Поэт изменяет своей миссии поставщика слов, которую в порядке культурного служения поручает ему революционное государство. Он изменяет ей, чтобы поднять слово на высоту времени и тем самым придать революции остов нового века, историчный мир вещей и слов, изъятых из порочного круга взаимопожирания.
Поднять слово на высоту времени, представить его перед ликом времени – это значит совершить работу в двух временных направлениях, упраздняя разом и простое путешествие лирического Я, ищущего собственного расцвета, и простое эпическое возвращение к почве господствующих означающих.
С одной стороны, речь идет о работе над настоящим. Необходимо обыграть и проходящее время, и туманное пространство подобий, противопоставив им событие свободной и нечаянной встречи слов и вещей, – «узнаванья миг» – которое если и возможно, то только через разлучение, через науку расставания.
Проблема не столько в том, чтобы придать более чистый смысл словам племени – весенние ласточки, солнце нового мира, петушье восклицанье, корабль будущего или плуг грядущих жатв. Проблема скорее в том, чтобы распечатать слова, вернуть звуковой материи слов возможность свободного блуждания, благодаря которой они способны обрести душу в любом теле, способны быть тем фонарем, что служит убежищем для пламени означения, или тем словом- пламенем, звуковая материя которого сияет в фонаре означения.
В советской ночи – ночи подобий – необходимо зажечь «блаженное», «бессмысленное» слово, которое, уклонясь от бесконечных поблажек со стороны вещей, возвращает «зрячим пальцам» того, кто пока еще в тумане, «радость узнаванья».
Вот откуда идет эта возможность вырвать поэтические означающие новой жизни из экспроприировавшей их государственно-символистской сферы и вернуть им былую власть: ту власть, что в русском языке происходит из его двойного истока, византийского скрещенья эллинской культуры и христианского слова – слова, что образует плоть христианской религии и легенды о Психее, душе, посещающей Ад, как нарисовал ее Апулей в расцвете позднего эллинизма; ту власть, что перешла в самое сердце русского языка, которому она сообщила самобытную «тайну эллинистического мировоззрения, тайну свободного воплощения, и поэтому русский язык стал именно звучащей и говорящей плотью».

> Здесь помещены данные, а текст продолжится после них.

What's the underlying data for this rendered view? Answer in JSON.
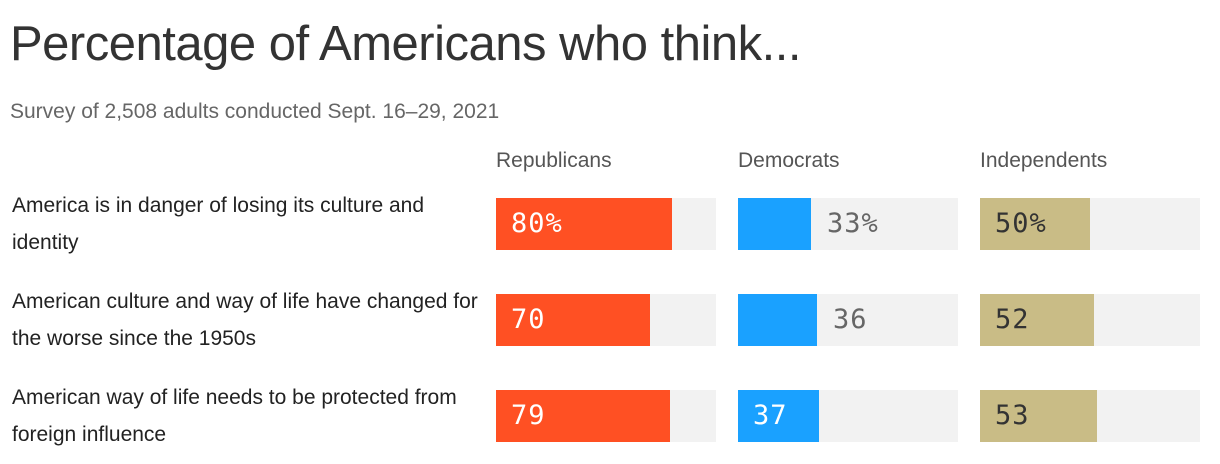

На эту действенную плоть слова и нужно делать ставку, чтобы в советской ночи спровоцировать событие, вспышку встречи. Страдание христианского слова неотличимо от свободного наслаждения греческой Психеи. Так героическое призвание поэзии сливается с игровым ее призванием. Политика поэзии есть тождество того и другого, в котором нет места ни призракам искусства для искусства, ни искусству на службе пролетариату.
Но бессмертник не цветет, когда существует опасность потерять голос: когда забыто слово, «что я хотел сказать», «на горячие снега» падает ласточка, а «мысль бесплотная» возвращается в «чертог теней». Означающие свободы могут быть освобождены только в присущей поэзии ночи – в ночи разлуки. Заимствуя у Овидия название «Tristia», Мандельштам воспринимает у него и ведущий мотив расставания. Но расставание здесь уже не сводится к воспеваемой поэтом несчастной участи. Оно – сам принцип поэзии, наука поэта. «Лишь то пространство обещает счастье, что чадом расставания слывет», – пишет Рильке.
Для Мандельштама власть поэзии возможна исключительно с точки зрения изгнанничества. Миг узнавания возможен только благодаря власти расставания, что разводит «кипящие ночные воды» и означает не прощание с советской ночью, а сокровенное движение, которое эту ночь представляет по-новому, обнаруживая пласты смысла и образов, из которых она и складывается:
Огонь Акрополя, вол и ясли, петух, глашатай восходящего солнца и измены – все эти мотивы составляют преображающий советскую ночь эллинско-христианский каркас зримости и тот строй означения, который должен выработать для себя век, чтобы осмыслить свою историчность.